Compositor de origem tcheca, Dvořák é outro nome bastante expressivo do romantismo, com forte tendência nacionalista. Em suas obras encontramos várias citações de melodias da Morávia, Boêmia e de demais regiões da República Tcheca. As Danças Eslavas para piano a quatro mãos são algumas das obras mais significativas do repertório de Dvořák, especialmente pelo forte teor nacionalista expressado pelas melodias folclóricas e pelos ritmos das danças típicas. São equivalentes às Danças Húngaras de Brahms (1833 – 1897), compositor alemão e um dos pilares do romantismo tardio, cuja obra citada também reflete o mesmo espírito nacionalista.

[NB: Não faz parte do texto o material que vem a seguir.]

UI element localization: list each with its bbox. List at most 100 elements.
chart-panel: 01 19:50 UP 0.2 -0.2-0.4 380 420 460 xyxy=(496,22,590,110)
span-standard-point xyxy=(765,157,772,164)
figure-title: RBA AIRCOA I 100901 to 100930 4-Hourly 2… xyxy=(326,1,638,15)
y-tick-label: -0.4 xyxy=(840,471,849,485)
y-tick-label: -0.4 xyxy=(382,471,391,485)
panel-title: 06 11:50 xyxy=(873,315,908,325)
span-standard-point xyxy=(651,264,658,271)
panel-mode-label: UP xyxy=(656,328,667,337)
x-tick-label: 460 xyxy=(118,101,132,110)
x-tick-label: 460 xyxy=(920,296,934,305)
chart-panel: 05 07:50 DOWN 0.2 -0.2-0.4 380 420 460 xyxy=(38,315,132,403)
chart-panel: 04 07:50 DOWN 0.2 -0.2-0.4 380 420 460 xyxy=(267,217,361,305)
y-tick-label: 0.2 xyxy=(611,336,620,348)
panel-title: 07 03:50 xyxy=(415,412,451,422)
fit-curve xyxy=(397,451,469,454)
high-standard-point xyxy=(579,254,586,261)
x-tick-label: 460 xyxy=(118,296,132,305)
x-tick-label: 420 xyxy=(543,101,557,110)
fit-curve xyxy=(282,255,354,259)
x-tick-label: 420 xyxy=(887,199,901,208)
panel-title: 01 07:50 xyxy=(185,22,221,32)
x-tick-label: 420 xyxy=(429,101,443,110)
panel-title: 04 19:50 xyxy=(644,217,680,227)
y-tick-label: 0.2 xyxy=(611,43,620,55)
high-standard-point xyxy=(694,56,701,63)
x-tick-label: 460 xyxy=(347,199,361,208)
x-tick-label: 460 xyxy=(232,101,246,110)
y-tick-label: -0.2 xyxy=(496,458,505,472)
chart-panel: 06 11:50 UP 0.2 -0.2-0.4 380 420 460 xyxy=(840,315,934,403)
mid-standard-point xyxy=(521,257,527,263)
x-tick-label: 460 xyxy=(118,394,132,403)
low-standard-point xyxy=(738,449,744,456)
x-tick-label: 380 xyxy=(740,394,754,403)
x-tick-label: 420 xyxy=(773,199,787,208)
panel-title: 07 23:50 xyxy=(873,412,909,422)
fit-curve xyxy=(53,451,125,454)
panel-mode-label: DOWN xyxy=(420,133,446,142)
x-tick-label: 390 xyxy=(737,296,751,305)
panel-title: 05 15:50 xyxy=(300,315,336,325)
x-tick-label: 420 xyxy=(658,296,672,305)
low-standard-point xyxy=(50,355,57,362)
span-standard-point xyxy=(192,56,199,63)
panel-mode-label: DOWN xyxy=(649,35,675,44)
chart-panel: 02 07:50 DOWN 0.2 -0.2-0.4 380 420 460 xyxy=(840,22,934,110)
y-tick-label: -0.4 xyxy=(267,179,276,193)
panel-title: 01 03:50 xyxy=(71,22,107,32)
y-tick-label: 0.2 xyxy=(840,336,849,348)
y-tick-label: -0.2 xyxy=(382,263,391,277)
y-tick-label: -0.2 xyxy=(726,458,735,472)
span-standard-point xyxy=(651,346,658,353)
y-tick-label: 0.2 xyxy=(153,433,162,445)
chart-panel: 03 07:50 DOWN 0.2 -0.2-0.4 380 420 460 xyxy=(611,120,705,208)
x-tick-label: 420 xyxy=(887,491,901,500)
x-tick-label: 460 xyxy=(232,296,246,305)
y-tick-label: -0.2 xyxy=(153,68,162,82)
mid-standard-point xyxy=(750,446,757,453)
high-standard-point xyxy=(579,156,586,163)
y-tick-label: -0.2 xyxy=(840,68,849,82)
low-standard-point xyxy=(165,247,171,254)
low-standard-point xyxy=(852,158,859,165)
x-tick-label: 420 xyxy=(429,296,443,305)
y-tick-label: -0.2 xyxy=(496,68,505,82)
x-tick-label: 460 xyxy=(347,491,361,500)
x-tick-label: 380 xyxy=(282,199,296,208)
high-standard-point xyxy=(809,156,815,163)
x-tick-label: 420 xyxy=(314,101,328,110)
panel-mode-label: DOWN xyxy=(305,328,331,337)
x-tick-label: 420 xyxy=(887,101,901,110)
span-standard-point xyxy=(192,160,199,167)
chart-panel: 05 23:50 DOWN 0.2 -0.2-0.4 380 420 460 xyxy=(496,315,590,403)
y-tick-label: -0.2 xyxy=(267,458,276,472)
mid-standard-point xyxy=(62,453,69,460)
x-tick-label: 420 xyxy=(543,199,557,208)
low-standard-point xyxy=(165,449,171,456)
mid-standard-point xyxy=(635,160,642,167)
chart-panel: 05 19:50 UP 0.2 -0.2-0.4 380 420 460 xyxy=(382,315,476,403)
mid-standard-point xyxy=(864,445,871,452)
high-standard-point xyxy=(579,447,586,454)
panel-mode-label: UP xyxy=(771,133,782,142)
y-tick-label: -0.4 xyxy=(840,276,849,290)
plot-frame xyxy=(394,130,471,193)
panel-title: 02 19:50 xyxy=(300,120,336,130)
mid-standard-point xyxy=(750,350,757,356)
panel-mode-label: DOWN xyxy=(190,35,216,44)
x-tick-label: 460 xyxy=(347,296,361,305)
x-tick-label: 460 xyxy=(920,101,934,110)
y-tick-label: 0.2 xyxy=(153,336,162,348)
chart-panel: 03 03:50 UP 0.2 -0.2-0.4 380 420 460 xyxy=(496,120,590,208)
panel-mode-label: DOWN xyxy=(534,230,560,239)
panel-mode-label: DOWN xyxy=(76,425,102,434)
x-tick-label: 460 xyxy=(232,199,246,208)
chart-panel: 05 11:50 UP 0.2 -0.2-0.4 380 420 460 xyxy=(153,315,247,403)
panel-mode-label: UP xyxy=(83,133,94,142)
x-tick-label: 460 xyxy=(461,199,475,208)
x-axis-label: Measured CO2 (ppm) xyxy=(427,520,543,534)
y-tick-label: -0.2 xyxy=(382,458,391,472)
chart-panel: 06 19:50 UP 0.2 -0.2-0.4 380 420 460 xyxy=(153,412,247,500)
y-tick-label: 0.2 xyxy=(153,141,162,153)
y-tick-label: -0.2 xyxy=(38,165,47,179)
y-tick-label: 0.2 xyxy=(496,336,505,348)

Em meados de 1892, Dvořák esteve a trabalho nos Estados Unidos, e desse contato resultou sua sinfonia mais famosa, a de número 9, ou como é popularmente conhecida: Sinfonia do Novo Mundo. Assim que pisou em solo americano, Dvořák ficou deslumbrado com o novo mundo que se erguia à sua frente, com a nova cultura e os novos sons e ritmos que ecoavam pelas ruas do até então desconhecido ambiente. Esses aspectos influenciaram diretamente na sonoridade de sua sinfonia e foram os responsáveis pelo americanismo perceptível na obra. Porém, ao ouvirmos a sinfonia, também notamos certa insistência por parte das melodias de canções eslavas querendo ora sobrepor, ora se envolver com o espírito americano ali presente. Isso pode ser reflexo da saudade que acometia o compositor ao se lembrar de sua terra natal durante a viagem aos Estados Unidos, ao mesmo tempo em que se apaixonava pelo novo mundo que, aos poucos, ia conhecendo. Boa parte da narrativa dramática da obra é proveniente do embate entre o deslumbre do novo mundo e a saudade da terra natal, onde ora o êxtase dá lugar à nostalgia, ora se sobrepõe ou funde-se a ela, refletindo um diálogo íntimo do próprio compositor diante de tal situação.